VI. Reservation of proprietary rights.
1. All supplied items shall remain our property until our invoices and any additional costs have been paid in full.
2. In the event that the purchaser sells on, or otherwise disposes of, the goods supplied by us, then until our claims arising from delivery of the goods have been settled in full, the purchaser’s claims against the third party buyer arising from the sale or disposal - incl. all additional rights - shall be deemed to be ceded.
3. At our request, the purchaser shall be obliged to inform the third party buyer of its claims and entitlements and to provide us with all information necessary for the assertion of our rights.
4. In the event of a garnishment, confiscation or assertion of any third party claim whatsoever over the supplied objects, the purchaser must inform us thereof immediately in a recorded delivery letter.
Pawning of the goods supplied by us or transfer of their ownership as security on a debt shall not be permitted insofar as we still have claims or entitlements against the purchaser.
In the event that the purchaser is unable to return the delivered objects in perfect condition, it shall be liable for all damages.
The assertion of our right to reservation of ownership or the garnishment of the delivered objects by us shall not constitute withdrawal from an unfulfilled delivery agreement.
VII. Representation and Warranties.
1.For goods delivered by us, we undertake, for brand new goods, the obligation acc. to the Code of Commercial Law, providing the agreed terms and conditions of payment are fulfilled and with the following limitations.
2. Any defects must be notified immediately and in writing.

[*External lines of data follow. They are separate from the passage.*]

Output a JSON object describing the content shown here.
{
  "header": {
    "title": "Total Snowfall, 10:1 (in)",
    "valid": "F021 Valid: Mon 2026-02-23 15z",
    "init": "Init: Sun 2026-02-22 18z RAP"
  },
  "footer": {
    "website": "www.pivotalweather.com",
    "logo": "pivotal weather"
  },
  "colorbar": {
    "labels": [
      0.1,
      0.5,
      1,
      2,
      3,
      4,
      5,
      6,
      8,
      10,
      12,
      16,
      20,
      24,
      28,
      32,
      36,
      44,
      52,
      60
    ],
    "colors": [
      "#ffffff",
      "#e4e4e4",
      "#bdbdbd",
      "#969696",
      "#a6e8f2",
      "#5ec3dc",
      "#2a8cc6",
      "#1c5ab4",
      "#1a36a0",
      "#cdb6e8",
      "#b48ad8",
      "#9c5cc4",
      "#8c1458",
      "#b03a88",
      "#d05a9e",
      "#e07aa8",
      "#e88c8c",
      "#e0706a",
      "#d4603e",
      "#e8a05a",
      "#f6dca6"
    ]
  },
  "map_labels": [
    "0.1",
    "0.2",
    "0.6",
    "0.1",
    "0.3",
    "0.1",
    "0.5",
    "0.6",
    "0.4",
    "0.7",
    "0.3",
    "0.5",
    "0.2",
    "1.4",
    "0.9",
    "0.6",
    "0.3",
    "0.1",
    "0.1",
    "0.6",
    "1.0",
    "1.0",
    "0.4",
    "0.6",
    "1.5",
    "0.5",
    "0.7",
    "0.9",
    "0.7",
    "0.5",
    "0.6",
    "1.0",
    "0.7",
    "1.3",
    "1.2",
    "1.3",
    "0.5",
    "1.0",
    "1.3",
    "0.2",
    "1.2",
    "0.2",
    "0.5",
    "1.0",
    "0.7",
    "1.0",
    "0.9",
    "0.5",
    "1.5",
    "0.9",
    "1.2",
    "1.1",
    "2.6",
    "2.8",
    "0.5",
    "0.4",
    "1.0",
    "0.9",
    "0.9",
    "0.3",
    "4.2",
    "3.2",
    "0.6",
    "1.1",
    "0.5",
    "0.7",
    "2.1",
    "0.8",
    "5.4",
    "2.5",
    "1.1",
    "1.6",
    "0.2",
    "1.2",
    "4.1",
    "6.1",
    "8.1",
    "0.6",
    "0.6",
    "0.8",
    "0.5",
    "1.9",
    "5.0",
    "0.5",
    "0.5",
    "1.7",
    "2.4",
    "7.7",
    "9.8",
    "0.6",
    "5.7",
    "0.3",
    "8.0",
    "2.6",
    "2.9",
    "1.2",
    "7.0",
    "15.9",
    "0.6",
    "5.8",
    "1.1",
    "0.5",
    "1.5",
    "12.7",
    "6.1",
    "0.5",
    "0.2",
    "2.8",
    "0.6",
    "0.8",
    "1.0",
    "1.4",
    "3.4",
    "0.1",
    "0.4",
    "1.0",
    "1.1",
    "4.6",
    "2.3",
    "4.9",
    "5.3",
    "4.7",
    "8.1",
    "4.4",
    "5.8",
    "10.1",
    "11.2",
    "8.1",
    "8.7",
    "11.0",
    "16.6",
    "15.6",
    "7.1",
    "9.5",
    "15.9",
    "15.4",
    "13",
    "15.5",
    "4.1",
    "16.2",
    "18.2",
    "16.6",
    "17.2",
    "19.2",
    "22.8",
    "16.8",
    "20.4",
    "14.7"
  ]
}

The period in which complaints may be made due to defects shall be governed by the legal provisions and our terms and conditions of sale.
We shall only be liable for defective performance, for material defects, we shall only be liable where reasonable care should have led us to recognise the defects.
3. We accept no liability for damages resulting from natural wear and tear. Liability shall also be excluded if repair or replacement is made more difficult due to unauthorised improvement works undertaken by the ordering party.
4. We provide no warranty for second-hand goods. These goods shall be deemed to have been delivered in good condition upon leaving our warehouse or the place of dispatch. The purchaser is free to inspect the purchased goods in advance. In the event that it does not make use of this opportunity, this shall be deemed to be a renunciation of any warranty claim.
5. For third party products, liability shall be limited to ceding of the liability claims available to us against the supplier of the third party products.
1.The ordering party shall be entitled to withdraw from the contract if an appropriate period granted to us for the elimination of a defect over which we have control, is unsuccessfully exceeded, or if the repair or procurement of a suitable replacement item is impossible, or in the event of a refusal on our part to rectify a justified defect; all other claims for compensation on the part of the ordering party shall be excluded.
Unforeseen events, for the purposes of Section IV of the terms and conditions, which lead to the agreed delivery period being exceeded, shall entitle us, except in the event of any claim whatsoever on the part of the ordering party, to withdraw from the contract fully or partially, except if, since placement of the order, the financial circumstances of the ordering party have changed so significantly that fulfilment can not rightly be expected of us. This shall also apply if an extension of the delivery period is initially agreed upon.
IX. Transfer of claims and entitlements.
The transfer and offsetting of claims and entitlements acquired against us from a concluded transaction shall not be permitted, neither will the offsetting of counterclaims.
Any deviation from these terms and conditions shall require our written approval in order to be valid.